Александр. О боги! Герострат унижает Александра!
Герострат. Я не знаю, для чего ты меня унижаешь. Та ж причина понудила меня разорить Эфесский храм, которая понудила тебя опустошить всю вселенную. Оба мы основанием дел наших имели тщеславие, и оба мы живем в истории: ты – разорителем вселенной, а я – разорителем Эфесского храма.
Александр. Я искоренил гордость царей персидских и привел Грецию в безопасность!
Герострат. Ты искоренил гордость царей персидских, а на место оное свою восстановил. Освободив ее от чаемой напасти, ввел и в действительную напасть, которую она, тобой обманута, своею купила кровью.
Александр. Победители никогда игоносцами не называются.
Герострат. Но часто бывают. А я хотел показать, что великолепие света вдруг в ничто обращается и что все на свете суета.
Александр. Мне свет и поныне удивляется.
Герострат.
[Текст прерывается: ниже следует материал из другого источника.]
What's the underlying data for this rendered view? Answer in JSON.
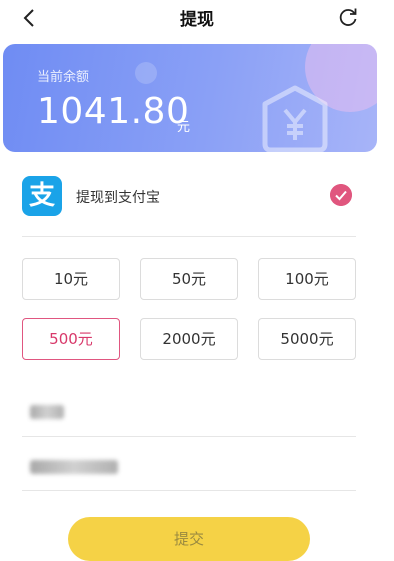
{
  "nav": {
    "title": "提现",
    "back_icon": "chevron-left-icon",
    "refresh_icon": "refresh-icon"
  },
  "balance": {
    "label": "当前余额",
    "amount": "1041.80",
    "unit": "元",
    "watermark_icon": "yen-shield-icon"
  },
  "method": {
    "label": "提现到支付宝",
    "icon_glyph": "支",
    "icon": "alipay-icon",
    "selected": true,
    "accent_color": "#e0567e"
  },
  "amount_options": [
    {
      "label": "10元",
      "selected": false
    },
    {
      "label": "50元",
      "selected": false
    },
    {
      "label": "100元",
      "selected": false
    },
    {
      "label": "500元",
      "selected": true
    },
    {
      "label": "2000元",
      "selected": false
    },
    {
      "label": "5000元",
      "selected": false
    }
  ],
  "submit": {
    "label": "提交",
    "color": "#f5d246"
  },
  "colors": {
    "card_start": "#6f8cf3",
    "card_end": "#a7b4f8",
    "selected_amount": "#d8386a"
  }
}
Но моему великому предприятию еще больше удивляются. Слава моя ненавистью моих неприятелей не остановлена, даром что я не имел Курция.
Александр. Я не Курцием прославлен. Вся вселенная гремит о делах моих.
Герострат. И о сожжении Эфесского храма вся вселенная вспоминает…»
Но однажды Александр сжег написанное на огне свечи.
От бумаги остался лишь пепел. Глядя на него, Суворов в задумчивости сказал:
– Великой славе подобает и цель великая…
Прошло больше десяти дней, проведенных Александром за чтением книг и в размышлениях. Затем к Суворову явился Сергей Юсупов и рассказал, что графа Лестока арестовали и заточили в крепостной каземат. Лесток отказался принимать пищу и ничего не говорил при допросах. Его бывший адъютант – Шапюзо показал, что Лесток получал деньги из Пруссии и Франции и был близок с прусским и шведским посланниками. Председателем Следственной комиссии был назначен Апраксин. Комиссия решила допросить Лестока с «пристрастием». На первой пытке он ни в чем не признался и под кнутом страшно ругал Бестужева.
Дом Лестока Елизавета подарила Апраксину – со всей утварью, обстановкой и серебром.
Александр решил поселиться в ротной светлице, где ему приходилось иногда ночевать и раньше, будучи дежурным. О своем решении Суворов сказал командиру роты и Соковнину. Ни тот ни другой не удивились, только Соковнин заметил:
– Не было бы это тебе, Суворов, через силу.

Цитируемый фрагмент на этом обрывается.